Arrivato a Bisaccia, confido nella cena per spezzare il filo di inquietudine che mi ha accompagnato dal primo mattino. Dopo cena esco di nuovo in piazza. Non c’è nessuno. Passeggio da solo, sto in un paese antico e completamente nuovo. Posso parlare al telefono col viva voce nel centro della piazza senza timore di disturbare qualcuno. Ora il tema è la morte. Nessuno se lo aspettava che la vita ci avrebbe portato dentro la prima grande svenutura collettiva dalla fine della seconda guerra mondiale. Ora spetta a noi essere gli interpreti eroici o i pagliacci di questa tragica stagione che è solo al suo inizio.
Chiamo un amico che sta a Milano. Dice che sembra una grigia foresta morente, Milano che si doveva rialzare mentre eravamo nel pieno del crollo. Nella pianura padana si lavorara e si respirava nel veleno, ma nessuno si poteva fermare. Poi è arrivato un insulto semplice, la tosse ostinata di qualcuno. E c’è chi non ci ha fatto caso. Dobbiamo riconoscere che siamo stati arroganti. Dobbiamo riconoscere che se una nazione potente come la Cina blocca e ferma ogni forma di vita per sessanta milioni di cittadini non può essere una vicenda solo loro. Nessuno a gennaio ha consigliato ai governanti di chiuderci in casa. E se il governo lo avesse proposto ci sarebbe stata un rivolta. Certi provvedimenti rischiano di somigliare al condono. Prima si lascia fare la villa e poi decidiamo che è abusiva.

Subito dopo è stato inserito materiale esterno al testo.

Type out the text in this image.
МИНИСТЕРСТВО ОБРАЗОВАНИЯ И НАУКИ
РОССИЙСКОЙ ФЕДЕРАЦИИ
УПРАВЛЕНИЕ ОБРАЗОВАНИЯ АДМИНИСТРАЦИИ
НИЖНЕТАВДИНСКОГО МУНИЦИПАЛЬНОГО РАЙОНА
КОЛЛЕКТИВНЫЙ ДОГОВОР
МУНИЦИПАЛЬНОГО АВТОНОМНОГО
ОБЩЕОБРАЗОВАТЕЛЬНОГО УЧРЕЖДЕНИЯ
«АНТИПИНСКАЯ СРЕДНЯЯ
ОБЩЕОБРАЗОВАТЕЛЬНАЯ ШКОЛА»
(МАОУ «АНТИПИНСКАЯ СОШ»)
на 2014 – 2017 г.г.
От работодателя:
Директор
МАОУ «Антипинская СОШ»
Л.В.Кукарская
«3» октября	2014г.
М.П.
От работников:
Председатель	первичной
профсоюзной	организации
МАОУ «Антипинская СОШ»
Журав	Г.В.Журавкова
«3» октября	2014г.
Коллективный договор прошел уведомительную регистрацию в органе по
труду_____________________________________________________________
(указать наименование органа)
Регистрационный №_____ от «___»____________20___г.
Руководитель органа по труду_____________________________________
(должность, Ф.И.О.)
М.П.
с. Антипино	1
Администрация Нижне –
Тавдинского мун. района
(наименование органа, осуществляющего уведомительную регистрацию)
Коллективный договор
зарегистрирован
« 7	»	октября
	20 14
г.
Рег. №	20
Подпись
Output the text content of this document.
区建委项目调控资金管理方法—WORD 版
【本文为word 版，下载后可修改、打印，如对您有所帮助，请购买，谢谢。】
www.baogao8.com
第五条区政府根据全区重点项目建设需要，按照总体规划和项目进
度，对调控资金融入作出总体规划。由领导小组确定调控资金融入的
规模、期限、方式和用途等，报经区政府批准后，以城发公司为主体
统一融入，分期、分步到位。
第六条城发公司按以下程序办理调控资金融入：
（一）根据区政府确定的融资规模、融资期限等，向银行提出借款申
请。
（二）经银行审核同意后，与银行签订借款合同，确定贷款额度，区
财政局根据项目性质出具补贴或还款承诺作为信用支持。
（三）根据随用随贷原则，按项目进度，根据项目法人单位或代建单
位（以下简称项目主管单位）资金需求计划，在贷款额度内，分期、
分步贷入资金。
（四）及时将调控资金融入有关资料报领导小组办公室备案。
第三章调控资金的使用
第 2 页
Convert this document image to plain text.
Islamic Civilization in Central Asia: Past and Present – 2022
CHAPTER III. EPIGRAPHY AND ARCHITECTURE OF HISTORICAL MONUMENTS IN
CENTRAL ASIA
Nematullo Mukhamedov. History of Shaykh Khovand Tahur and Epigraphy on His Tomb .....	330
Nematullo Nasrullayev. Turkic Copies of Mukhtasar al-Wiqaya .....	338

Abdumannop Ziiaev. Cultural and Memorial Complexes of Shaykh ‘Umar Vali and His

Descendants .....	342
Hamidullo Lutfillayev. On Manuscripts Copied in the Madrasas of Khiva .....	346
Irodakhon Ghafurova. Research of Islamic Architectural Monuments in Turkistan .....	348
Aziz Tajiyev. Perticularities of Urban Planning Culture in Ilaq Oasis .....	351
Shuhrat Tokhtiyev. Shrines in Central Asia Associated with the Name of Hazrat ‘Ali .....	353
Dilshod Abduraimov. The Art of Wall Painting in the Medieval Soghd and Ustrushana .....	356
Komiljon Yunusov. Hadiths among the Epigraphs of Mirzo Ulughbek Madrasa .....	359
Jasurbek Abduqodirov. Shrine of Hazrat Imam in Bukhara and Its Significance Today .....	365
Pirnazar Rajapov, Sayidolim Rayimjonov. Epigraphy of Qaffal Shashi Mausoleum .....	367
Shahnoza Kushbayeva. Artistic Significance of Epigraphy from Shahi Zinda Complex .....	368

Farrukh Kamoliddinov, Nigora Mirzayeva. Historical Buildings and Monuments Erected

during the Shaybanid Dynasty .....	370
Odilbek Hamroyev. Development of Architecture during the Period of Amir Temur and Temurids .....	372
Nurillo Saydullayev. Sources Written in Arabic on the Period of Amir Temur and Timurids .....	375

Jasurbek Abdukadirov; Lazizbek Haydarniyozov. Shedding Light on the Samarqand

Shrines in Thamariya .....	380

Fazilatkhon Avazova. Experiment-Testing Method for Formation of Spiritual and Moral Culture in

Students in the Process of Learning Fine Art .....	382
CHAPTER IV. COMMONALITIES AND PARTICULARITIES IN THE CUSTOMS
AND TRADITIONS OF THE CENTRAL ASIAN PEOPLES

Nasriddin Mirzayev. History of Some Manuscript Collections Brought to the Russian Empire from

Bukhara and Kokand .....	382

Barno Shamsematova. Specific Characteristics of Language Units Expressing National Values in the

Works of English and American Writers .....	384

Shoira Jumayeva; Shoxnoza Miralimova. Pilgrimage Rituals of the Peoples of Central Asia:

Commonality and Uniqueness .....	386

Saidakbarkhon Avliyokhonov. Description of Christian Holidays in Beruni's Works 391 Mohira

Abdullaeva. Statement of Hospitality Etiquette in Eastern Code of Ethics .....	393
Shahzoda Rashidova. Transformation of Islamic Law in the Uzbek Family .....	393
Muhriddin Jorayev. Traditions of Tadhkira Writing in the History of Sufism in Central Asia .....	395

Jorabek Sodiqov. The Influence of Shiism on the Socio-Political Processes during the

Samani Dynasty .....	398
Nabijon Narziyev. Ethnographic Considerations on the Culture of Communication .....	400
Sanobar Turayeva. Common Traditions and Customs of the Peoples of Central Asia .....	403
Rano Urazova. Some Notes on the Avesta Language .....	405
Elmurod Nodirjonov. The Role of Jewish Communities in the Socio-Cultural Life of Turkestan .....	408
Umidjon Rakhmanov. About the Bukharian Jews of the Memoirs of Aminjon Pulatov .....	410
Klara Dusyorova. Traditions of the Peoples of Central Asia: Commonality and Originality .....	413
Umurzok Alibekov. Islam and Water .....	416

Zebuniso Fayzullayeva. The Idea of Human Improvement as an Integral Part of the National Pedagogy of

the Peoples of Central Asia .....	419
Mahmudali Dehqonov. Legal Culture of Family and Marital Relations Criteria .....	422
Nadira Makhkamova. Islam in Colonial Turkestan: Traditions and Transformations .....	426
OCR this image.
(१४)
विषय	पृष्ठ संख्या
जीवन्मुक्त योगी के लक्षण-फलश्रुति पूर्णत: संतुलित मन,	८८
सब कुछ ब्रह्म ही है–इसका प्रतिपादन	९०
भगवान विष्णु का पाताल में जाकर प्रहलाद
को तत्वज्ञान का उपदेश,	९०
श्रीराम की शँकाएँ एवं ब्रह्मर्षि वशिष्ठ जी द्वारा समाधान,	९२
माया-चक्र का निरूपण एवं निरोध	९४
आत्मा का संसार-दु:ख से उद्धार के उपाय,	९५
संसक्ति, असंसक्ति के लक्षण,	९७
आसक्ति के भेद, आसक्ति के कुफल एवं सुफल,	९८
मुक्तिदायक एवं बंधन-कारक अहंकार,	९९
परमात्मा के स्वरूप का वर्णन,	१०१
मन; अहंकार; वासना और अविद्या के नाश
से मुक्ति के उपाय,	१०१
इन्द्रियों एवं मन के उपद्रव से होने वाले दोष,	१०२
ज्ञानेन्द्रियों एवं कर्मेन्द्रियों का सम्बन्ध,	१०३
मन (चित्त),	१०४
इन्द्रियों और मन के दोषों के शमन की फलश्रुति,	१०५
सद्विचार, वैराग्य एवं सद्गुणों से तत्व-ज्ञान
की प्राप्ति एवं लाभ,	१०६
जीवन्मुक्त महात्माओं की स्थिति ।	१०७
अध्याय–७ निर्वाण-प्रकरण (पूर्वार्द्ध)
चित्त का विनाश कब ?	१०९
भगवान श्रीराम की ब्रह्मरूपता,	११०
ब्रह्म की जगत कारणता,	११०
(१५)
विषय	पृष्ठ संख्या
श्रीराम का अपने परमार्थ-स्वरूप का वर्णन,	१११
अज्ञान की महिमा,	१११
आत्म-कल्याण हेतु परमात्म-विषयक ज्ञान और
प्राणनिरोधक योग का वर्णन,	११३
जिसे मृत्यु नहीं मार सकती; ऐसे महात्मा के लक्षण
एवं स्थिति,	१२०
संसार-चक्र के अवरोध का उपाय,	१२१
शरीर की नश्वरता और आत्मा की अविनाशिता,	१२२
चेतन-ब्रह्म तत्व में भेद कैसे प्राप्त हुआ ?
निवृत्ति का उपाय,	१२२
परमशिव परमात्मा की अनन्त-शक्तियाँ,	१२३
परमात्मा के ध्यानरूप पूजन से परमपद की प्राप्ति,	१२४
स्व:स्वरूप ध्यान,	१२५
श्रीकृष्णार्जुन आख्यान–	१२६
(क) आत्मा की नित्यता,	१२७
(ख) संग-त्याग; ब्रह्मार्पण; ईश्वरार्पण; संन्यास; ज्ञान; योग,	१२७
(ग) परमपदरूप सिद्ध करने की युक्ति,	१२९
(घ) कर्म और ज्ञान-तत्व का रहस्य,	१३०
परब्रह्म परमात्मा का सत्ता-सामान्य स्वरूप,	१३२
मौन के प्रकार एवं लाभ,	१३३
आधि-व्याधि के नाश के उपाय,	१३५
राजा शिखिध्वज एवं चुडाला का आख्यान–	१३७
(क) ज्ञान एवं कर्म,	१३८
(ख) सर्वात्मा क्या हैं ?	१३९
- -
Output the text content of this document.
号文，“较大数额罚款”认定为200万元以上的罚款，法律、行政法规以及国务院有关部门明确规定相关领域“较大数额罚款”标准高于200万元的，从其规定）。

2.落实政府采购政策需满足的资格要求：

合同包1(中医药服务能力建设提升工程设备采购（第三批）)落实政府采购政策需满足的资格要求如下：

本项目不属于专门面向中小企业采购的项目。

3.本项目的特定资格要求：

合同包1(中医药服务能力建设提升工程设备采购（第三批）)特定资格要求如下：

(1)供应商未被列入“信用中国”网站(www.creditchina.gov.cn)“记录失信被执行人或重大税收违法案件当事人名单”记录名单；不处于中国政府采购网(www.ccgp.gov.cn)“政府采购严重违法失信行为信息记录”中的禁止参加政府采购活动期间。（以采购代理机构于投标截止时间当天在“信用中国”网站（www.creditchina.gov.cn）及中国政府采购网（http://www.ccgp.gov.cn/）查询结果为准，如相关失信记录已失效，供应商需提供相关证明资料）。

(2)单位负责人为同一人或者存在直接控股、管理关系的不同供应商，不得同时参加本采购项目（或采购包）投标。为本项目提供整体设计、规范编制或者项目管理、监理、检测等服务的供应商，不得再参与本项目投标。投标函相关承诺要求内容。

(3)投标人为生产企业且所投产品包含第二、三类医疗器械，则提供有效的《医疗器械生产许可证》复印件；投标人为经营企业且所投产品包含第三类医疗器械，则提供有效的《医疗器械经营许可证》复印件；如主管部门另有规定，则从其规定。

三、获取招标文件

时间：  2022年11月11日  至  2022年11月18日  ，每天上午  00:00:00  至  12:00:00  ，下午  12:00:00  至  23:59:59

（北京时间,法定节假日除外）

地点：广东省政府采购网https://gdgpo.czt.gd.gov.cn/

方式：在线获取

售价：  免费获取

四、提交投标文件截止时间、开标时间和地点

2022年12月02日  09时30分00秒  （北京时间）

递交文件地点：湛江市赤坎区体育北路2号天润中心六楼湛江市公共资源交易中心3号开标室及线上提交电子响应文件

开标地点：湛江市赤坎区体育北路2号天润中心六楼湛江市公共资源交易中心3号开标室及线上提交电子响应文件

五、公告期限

In questi paesi che ho visto oggi è come se ci fosse un funerale perenne, diluito. Solo ogni tanto muore veramente qualcuno a giustificare il lutto. Ora nella notte c’è un tale silenzio che i fili della corrente sembrano ruscelli. Ogni luogo sembra trasformato in una fortezza. Nei mesi scorsi bisognava chiudere i porti, sembrava tutta quella la faccenda e invece abbiamo chiuso i paesi e le città e i ristoranti e le palestre. E domani chi ha un dente guasto si terrà il dolore senza andare dal dentista. E non sarà il caso neppure di farsi le analisi del sangue e di andare dall’oculista. Ci sarà poco lavoro pure per l’osteopata. Niente massaggi, niente baci agli sconosciuti. Vista dai paesi questa vicenda ti fa capire che ci stanno togliendo tante cose che non erano già nostre. E ora si tratta di vedere cosa ci resta. Non esistono specifiche virtù appenniniche contro il virus, l’Italia ha poche, residue differenze. Le ultime le abbiamo perse in questi anni, come abbiamo tolto i posti letto negli ospedali per comprare gli F35, come abbiamo perso le sezioni dei partiti, come abbiamo perso i maestri che avevamo. Viene voglia di pensare a cosa avrebbero detto in questi giorni Sciascia o Pasolini.
Comunque sono giorni preziosi, scende la borsa, ma salgono le quotazioni dell’essenziale. Una cosa buona il virus ha fatto: ha messo momentaneamente fuori gioco le trame di palazzo. A ciascuno le sue miserie, ma la popolazione ora è interessata più a quello che accade al Sacco di Milano che a Montecitorio. Ai tempi del virus il Parlamento sembra un luogo da cui non ci aspettiamo niente. Oggi ognuno di noi ha un potere enorme: dipende da ognuno di noi il bene e il male. Quello che facciamo è più forte di ogni legge.